With all of the news about Minnesota’s minimum wage, women’s economic security act, safe schools legislation and a billion dollar bonding bill, you might have missed the history-making legislation that also passed this year.
Minnesota became the first state to ban the use of Triclosan in most consumer products. It’s an anti-bacterial agent commonly found in hand sanitizer, toothpaste, and other health and cosmetic products. Studies indicate that the chemical “alters hormone regulation in animals, might contribute to the development of antibiotic-resistant germs, [and] might be harmful to the immune system,” according to a Mayo Clinic fact sheet.
Absorbed into the skin, triclosan has been found in the urine of nearly 75 percent of those tested, according to a 2008 study.
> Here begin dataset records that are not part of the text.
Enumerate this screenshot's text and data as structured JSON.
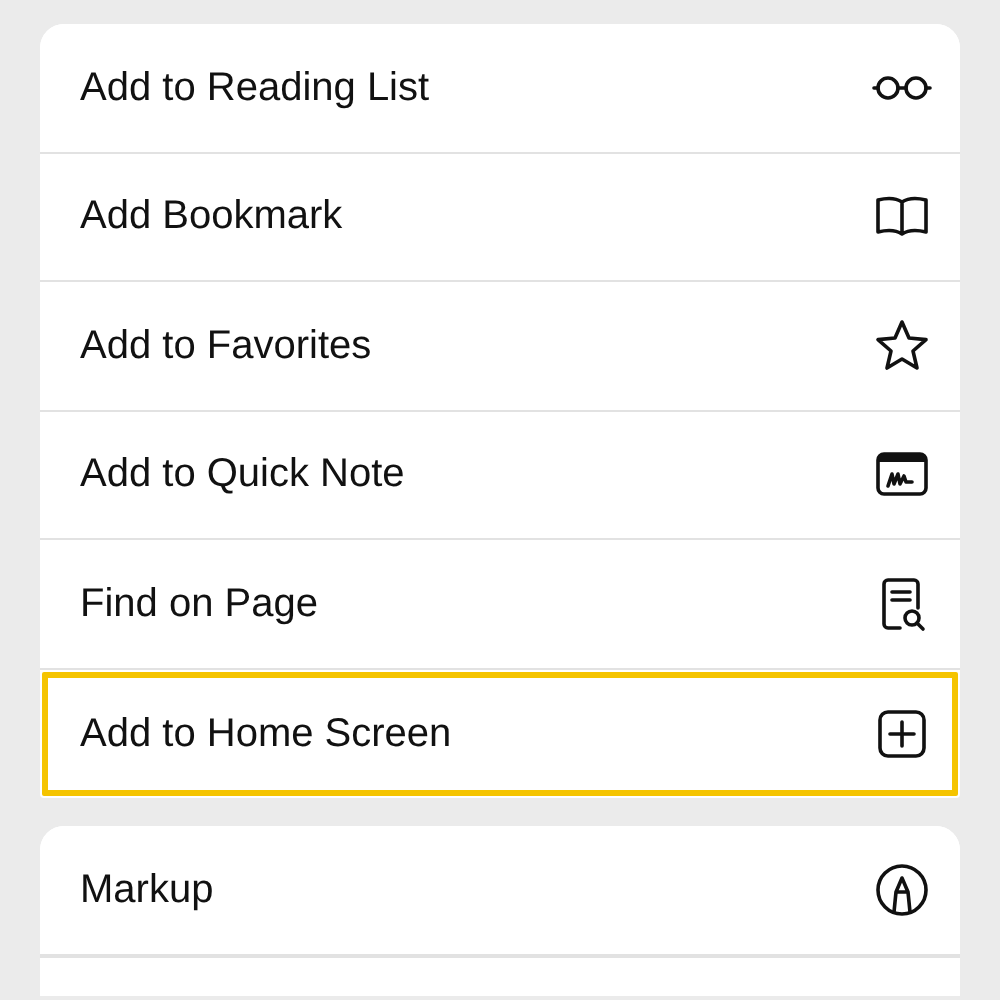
{
  "groups": [
    {
      "items": [
        {
          "label": "Add to Reading List",
          "kind": "glasses",
          "highlighted": false
        },
        {
          "label": "Add Bookmark",
          "kind": "book",
          "highlighted": false
        },
        {
          "label": "Add to Favorites",
          "kind": "star",
          "highlighted": false
        },
        {
          "label": "Add to Quick Note",
          "kind": "note",
          "highlighted": false
        },
        {
          "label": "Find on Page",
          "kind": "docsearch",
          "highlighted": false
        },
        {
          "label": "Add to Home Screen",
          "kind": "plussquare",
          "highlighted": true
        }
      ]
    },
    {
      "items": [
        {
          "label": "Markup",
          "kind": "markup",
          "highlighted": false
        }
      ]
    }
  ]
}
However, both Mayo and the Environmental Protection Agency (EPA) say there’s not “enough evidence to recommend avoiding use of products that contain triclosan.” The EPA is conducting a further study into the chemical’s safety. Ban proponents argue the agency is slow in responding to a widening body of evidence pointing to triclosan’s harm.
In addition to human health, there’s a concern for aquatic life, as potentially half of the triclosan we wash down the drain isn’t filtered out by sewage treatment systems and winds up in waterways. (A better treatment systems can catch up to 99% of triclosan.)
Since studies show that triclosan isn’t an essential ingredient in many of the products containing it, it seemed like a good idea for Minnesota to take a proactive step in banning it. The original Minnesota legislation banned the chemical in a much wider range of products, but according to Whitney Clark at the Friends of the Mississippi, lobbying pressure from large commercial users led to a narrower ban focused on consumers. (Also, think about whose name is on top of a certain St. Paul tower.)
It’s also a step leading health care product manufacture Johnson & Johnson is taking on its own, having already removed triclosan from baby products, with the intention of removing it from adult products in the future.
This business and legislative action follows the University of Minnesota’s mission to advance green chemistry research, so that industry has a partner in delivering consumers fewer and fewer household products that could harm or potentially kill them.
So, incase you hadn’t heard the news, now you have. And it’s just one more reason to be proud of what progressive majorities in the 2013-14 legislature have accomplished.